6 Psychological Techniques to Stop Smoking

6 Psychological Techniques to Stop Smoking

Last update: 28 July, 2022

Smoking can seriously affect our health. Poisoning our bodies, knowing full well that it has an immense ability to harm our health clashes directly with the image that you would like to have of ourselves. However, why don’t we quit?

The one responsible for this brainwashing is and has always been the tobacco industry. With its direct advertising or through literature or films it has managed to associate tobacco with glamour, beauty or assertiveness. In short, qualities that most of us would like to have.

Who doesn’t remember the lovely Marilyn Monroe holding a cigarette between her fingers in an extremely sensual way? Who wouldn’t want to be like her?

I like to smoke

Liar. Nobody likes to smoke, although many smokers tend to say they do simply because they’re addicts. Within them there is a “bug” that asks to be fed every time it feels hungry. The proof is in the fact that the first time they tried a cigarette, they didn’t like it at all. Nobody likes it, really.

It doesn’t have a pleasant taste or scent, but its addictive power confuses you and makes you believe that you truly love it in order to get you hooked.

man-smoking

It’s good for you to accept this reality and for you to start convincing yourself that it would be very beneficial for you to quit smoking once and for all. Drop the excuses: you don’t like it, it’s not good for you, it is slowly killing you, your quality of life is worse, you bother non-smokers, it is no longer glamorous…

What can I do to stop smoking?

Psychology has developed various cognitive-behavioral techniques to help smokers quit the habit. Nevertheless, these techniques will only work if the person is ready to take action. That is to say, it only works if they are completely determined to quit smoking and are motivated to do so.

Therefore, the first step is wanting to change, and that depends entirely on you. Ready to quit? Here are some techniques to help.

  1. Stimulation control: This consists in eliminating every stimulus that elicits the behavior of smoking. That is to say, everything that makes you want to smoke. That can include coffee, alcohol, seeing ashtrays around the house, going to a smokers club…
  2. In certain cases, it is even recommended that you get some distance from certain relationships for a while. But if this is too complicated for you, you could at least tell your friends that you want to quit smoking. Ask them to not offer you cigarettes or smoke in your presence.
no-written-in-cigarettes

3. Change your usual brand of cigarettes. You should progressively change brands, from the one you usually smoke to the brand that has the lowest level of nicotine and tar. This way, your body will start adapting to the reduction of these substances slowly over time.

4. Progressive reduction: You need to reduce the amount of daily cigarettes you smoke 20% each week, until you abandon them completely. You have to write down the amount of cigarettes you smoke daily to see if you have met your goal. Furthermore, you can also reduce the amount of each cigarette you smoke. For example, if you tend to smoke down to the filter, you could start leaving the last 1/3 of the cigarette without smoking. The next week, leave half of it, and so on and so forth…
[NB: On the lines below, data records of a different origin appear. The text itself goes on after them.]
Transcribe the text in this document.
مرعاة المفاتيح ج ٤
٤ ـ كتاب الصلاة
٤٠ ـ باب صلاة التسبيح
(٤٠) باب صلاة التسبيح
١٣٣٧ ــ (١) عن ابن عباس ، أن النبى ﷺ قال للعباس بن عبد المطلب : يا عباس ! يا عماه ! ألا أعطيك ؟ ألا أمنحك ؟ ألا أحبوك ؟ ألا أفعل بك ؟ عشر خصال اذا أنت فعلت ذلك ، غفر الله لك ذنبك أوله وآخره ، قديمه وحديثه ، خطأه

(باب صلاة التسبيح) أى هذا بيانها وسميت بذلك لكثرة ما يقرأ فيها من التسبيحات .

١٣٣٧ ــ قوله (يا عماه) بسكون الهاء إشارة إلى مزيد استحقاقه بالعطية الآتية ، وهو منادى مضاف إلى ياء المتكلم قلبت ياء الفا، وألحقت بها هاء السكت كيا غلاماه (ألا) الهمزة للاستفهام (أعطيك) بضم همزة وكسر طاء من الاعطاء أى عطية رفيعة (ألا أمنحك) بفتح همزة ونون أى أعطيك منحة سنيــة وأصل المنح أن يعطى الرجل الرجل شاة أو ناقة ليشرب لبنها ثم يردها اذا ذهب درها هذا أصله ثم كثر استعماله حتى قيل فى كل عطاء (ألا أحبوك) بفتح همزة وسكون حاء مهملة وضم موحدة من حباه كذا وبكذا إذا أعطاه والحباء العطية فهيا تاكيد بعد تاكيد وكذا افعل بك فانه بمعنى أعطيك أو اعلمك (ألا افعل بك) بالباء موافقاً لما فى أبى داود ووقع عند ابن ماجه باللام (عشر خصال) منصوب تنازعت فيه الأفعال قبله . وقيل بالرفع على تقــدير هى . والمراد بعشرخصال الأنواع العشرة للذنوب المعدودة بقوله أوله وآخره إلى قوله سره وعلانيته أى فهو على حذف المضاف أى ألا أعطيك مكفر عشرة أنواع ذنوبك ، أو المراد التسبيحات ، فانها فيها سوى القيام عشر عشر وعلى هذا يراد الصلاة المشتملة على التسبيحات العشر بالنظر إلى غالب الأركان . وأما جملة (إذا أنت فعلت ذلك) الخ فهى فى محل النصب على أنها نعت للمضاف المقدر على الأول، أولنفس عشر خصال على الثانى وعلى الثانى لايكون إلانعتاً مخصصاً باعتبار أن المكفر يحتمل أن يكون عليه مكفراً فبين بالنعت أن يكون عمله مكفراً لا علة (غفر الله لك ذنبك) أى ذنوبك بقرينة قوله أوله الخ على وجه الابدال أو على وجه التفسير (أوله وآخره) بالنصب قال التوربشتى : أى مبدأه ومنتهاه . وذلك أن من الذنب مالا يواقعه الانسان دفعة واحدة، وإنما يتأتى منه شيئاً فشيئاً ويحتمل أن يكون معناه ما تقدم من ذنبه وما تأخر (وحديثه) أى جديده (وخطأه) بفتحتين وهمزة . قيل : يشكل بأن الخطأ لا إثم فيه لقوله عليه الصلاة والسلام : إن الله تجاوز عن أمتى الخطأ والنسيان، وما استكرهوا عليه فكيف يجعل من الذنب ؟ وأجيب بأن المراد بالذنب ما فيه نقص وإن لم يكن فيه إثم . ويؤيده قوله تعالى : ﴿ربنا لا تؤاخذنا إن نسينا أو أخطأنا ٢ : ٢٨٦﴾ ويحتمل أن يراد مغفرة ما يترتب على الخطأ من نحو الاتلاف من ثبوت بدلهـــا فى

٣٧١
5. Delaying the act of smoking and tolerating the anxiety: If you tend to smoke as soon as you wake up, you should set the goal of delaying it at least half an hour. By delaying the act, you’ll learn to live with the bothersome anxiety. You’ll notice that it is not as bad as you thought. And also, at the end of the day, you’ll have smoked less. Including relaxation techniques into your routine is also highly recommended.

6. Cognitive exercises: Be aware that tobacco is a drug that controls, harms and steals from us, taking money from our pocket and giving it to the tobacco industry… Where’s the good in that? It is very important that, every time that you feel the compelling urge to smoke, you maintain an inner dialogue. Remind yourself just how harmful tobacco is for you. Besides, don’t hide the truth from yourself: you don’t need tobacco. Your life will be better without it. You truly want to quit, etc.


This text is provided for informational purposes only and does not replace consultation with a professional. If in doubt, consult your specialist.